Irã libera trânsito de navios paquistaneses pelo Estreito de Ormuz sob novas condições comerciais

Estreito de Ormuz

O governo do Irã estabeleceu um novo acordo para flexibilizar a navegação no Estreito de Ormuz, permitindo a passagem de 20 embarcações com bandeira do Paquistão. Segundo o ministro das Relações Exteriores paquistanês, Ishaq Dar, a autorização prevê o trânsito controlado de dois navios por dia através da região estratégica. Essa medida ocorre em um momento de tensões elevadas, onde a Guarda Revolucionária Iraniana tem monitorado e restringido o fluxo marítimo desde o início do conflito envolvendo os Estados Unidos e Israel, iniciado em 28 de fevereiro.

A via marítima em questão desempenha um papel fundamental na economia global, sendo responsável pelo escoamento de aproximadamente 20% de todo o petróleo comercializado no mundo. Relatos divulgados pela CNN Internacional indicam que, para assegurar o controle da área, forças iranianas chegaram a utilizar minas subaquáticas e ataques com drones kamikaze contra embarcações para inviabilizar o tráfego não autorizado. Embora a rota tenha sofrido bloqueios severos nos últimos meses, navios de nações consideradas aliadas ou com relações diplomáticas estáveis com Teerã já haviam recebido permissões pontuais para navegar anteriormente.

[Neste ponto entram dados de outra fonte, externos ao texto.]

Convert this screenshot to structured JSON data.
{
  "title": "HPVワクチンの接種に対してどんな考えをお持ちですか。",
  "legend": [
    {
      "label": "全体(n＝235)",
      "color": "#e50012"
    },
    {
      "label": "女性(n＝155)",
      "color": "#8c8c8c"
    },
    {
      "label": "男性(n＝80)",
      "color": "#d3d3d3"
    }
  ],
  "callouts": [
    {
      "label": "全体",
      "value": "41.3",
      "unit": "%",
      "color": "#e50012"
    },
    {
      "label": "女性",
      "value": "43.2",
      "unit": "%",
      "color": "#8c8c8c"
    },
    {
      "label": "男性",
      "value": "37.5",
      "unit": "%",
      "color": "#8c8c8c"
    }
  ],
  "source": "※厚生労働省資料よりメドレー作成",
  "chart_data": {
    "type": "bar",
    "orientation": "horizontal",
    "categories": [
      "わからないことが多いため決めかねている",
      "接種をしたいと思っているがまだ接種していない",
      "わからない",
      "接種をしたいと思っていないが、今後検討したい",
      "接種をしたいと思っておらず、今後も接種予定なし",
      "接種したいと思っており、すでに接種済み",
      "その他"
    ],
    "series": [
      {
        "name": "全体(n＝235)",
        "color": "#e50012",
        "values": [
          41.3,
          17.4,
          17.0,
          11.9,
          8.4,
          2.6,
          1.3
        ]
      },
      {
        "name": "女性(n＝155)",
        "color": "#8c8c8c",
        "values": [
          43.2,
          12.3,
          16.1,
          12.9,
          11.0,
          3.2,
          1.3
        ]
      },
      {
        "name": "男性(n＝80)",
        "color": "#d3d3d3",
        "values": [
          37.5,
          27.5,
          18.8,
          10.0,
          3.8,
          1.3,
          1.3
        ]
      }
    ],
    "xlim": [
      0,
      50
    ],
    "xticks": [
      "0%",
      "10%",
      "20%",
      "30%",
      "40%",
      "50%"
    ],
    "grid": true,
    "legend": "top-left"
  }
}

Como parte de sua estratégia geopolítica e econômica, o Irã sinalizou a possibilidade de uma abertura mais ampla do Estreito de Ormuz, desde que as negociações comerciais sejam realizadas em yuan chinês. Essa exigência se alinha aos interesses da China, que busca ampliar a internacionalização de sua moeda no mercado de commodities, especialmente no setor de energia. A movimentação reflete uma tentativa de Pequim de consolidar o yuan como alternativa ao dólar em transações de petróleo, uma prática que o país também busca implementar em outros acordos de grande escala no Oriente Médio.